Apache™ Tez generalizes the MapReduce paradigm to a more powerful framework for executing a complex DAG (directed acyclic graph) of tasks. MapReduce has been the data processing backbone for Hadoop®, but its batch-oriented nature makes it unsuited for interactive query. Tez will allow projects in the Apache Hadoop® ecosystem such as Apache Hive and Apache Pig to meet demands for fast response times and extreme throughput at petabyte scale. The Apache Tez project is part of the Stinger Initiative.
What Tez Does
Tez is the logical next step for Apache Hadoop after Apache Hadoop YARN. With YARN the community generalized Hadoop MapReduce to provide a general-purpose resource management framework wherein MapReduce became merely one of the applications that could process data in a Hadoop cluster. Tez provides a more general data-processing application to the benefit of the entire ecosystem.
Tez will speed Pig and Hive workloads by an order of magnitude. By eliminating unnecessary tasks, synchronization barriers, and reads from and write to HDFS, Tez speeds up data processing across both small-scale, low-latency and large-scale, high-throughput workloads.

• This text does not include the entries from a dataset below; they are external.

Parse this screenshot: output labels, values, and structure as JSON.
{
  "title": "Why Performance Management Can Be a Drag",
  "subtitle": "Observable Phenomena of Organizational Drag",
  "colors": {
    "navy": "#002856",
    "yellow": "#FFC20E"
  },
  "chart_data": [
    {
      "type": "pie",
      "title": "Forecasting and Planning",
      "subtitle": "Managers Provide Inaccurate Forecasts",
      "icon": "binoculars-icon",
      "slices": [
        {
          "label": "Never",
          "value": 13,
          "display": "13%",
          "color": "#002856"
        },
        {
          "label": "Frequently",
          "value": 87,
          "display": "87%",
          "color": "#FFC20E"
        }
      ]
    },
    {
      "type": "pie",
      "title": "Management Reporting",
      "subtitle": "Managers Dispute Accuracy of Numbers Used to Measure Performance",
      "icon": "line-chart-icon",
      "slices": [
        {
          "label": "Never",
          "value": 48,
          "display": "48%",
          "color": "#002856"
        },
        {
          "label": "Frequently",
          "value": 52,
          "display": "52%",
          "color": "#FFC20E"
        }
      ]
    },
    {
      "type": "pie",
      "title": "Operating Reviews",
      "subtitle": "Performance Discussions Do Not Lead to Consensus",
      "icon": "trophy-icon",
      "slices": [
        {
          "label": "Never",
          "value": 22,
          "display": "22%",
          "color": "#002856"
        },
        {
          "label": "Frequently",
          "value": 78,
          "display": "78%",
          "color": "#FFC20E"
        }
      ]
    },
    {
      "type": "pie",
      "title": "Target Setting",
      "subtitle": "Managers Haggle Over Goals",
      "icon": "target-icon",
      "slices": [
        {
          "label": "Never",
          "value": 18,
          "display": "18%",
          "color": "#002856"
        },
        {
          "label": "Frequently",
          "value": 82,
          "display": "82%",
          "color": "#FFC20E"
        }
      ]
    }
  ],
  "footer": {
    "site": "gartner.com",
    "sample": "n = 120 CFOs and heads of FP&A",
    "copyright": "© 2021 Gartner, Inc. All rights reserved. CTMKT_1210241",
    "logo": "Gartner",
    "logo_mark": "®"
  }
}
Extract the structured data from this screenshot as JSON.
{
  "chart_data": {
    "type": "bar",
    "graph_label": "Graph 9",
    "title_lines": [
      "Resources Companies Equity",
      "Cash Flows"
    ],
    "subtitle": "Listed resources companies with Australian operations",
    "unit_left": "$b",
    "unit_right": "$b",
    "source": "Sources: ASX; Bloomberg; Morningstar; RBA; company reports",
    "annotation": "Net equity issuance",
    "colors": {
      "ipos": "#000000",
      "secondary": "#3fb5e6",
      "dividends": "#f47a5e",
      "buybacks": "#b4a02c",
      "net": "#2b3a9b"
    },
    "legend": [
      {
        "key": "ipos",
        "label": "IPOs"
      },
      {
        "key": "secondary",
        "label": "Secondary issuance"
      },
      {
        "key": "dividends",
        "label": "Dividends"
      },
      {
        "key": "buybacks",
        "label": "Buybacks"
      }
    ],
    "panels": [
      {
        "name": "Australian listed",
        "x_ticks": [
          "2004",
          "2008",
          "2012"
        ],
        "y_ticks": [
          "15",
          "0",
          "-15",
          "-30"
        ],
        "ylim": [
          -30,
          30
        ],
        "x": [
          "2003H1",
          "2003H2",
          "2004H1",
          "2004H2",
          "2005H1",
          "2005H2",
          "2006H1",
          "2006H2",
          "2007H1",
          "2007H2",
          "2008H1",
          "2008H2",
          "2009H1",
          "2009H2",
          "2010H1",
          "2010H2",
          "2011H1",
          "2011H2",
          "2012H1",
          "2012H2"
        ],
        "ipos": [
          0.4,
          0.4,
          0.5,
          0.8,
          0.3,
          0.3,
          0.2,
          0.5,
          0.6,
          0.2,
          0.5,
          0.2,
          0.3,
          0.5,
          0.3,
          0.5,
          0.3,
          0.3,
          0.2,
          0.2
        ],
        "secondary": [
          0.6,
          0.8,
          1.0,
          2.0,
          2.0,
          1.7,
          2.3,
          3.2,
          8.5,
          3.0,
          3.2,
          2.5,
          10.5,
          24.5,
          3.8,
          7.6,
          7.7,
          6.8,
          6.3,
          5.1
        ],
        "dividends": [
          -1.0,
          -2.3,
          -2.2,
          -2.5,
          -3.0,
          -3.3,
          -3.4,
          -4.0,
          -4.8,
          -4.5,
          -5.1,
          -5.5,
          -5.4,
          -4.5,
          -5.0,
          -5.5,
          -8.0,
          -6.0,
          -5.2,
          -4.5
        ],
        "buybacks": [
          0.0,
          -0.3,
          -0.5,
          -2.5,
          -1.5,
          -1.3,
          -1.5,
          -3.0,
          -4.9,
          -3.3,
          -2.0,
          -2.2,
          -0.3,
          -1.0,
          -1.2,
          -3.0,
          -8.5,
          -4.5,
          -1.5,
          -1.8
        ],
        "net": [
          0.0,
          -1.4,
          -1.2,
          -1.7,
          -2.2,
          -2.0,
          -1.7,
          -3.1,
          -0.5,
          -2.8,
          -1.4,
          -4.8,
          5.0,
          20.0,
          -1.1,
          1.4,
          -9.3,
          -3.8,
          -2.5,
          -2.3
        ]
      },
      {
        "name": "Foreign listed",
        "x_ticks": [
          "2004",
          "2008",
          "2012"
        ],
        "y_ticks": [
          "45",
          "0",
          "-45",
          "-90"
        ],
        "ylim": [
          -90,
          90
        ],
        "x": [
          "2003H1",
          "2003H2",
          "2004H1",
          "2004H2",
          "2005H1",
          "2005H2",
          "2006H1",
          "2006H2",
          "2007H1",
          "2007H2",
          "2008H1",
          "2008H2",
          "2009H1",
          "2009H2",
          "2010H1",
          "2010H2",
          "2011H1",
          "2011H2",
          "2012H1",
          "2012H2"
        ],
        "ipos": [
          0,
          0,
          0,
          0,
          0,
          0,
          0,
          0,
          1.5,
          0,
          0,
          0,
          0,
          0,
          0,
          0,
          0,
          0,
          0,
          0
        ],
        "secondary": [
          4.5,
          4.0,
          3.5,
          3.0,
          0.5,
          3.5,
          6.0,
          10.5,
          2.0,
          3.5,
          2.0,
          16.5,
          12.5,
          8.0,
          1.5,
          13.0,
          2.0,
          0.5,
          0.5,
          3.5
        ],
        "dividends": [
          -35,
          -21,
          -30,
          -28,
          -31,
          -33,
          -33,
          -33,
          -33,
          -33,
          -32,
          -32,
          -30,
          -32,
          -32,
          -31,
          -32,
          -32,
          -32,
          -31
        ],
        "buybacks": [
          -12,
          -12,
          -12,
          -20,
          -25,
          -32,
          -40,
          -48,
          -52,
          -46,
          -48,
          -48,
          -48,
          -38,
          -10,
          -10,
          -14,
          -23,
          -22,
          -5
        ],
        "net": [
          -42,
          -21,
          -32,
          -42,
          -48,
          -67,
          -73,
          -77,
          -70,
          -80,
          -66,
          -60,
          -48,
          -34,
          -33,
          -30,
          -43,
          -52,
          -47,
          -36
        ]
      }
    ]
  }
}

Read more on the motivations, architecture and performance gains of Apache Tez for data processing in Hadoop. The series has the following posts:
- Apache Tez: A New Chapter in Hadoop Data Processing
- Data Processing API in Apache Tez
- Runtime API in Apache Tez
- Writing a Tez Input/Processor/Output
- Apache Tez: Dynamic Graph Reconfiguration
- Reusing containers in Apache Tez
- Introducing Tez Sessions
How Tez Works
With the emergence of Apache Hadoop YARN as the basis of next generation data-processing architectures, there is a strong need for an application which can execute a complex DAG of tasks which can then be shared by other applications in the Hadoop ecosystem. The constrained DAG expressible in MapReduce (one set of maps followed by one set of reduces) often results in multiple MapReduce jobs which harm latency for short queries and throughput for large-scale queries. Tez provides a more expressive DAG of tasks, within a single application or job, that is better aligned with the required processing task. For example, any given SQL query can be expressed as a single job using Tez.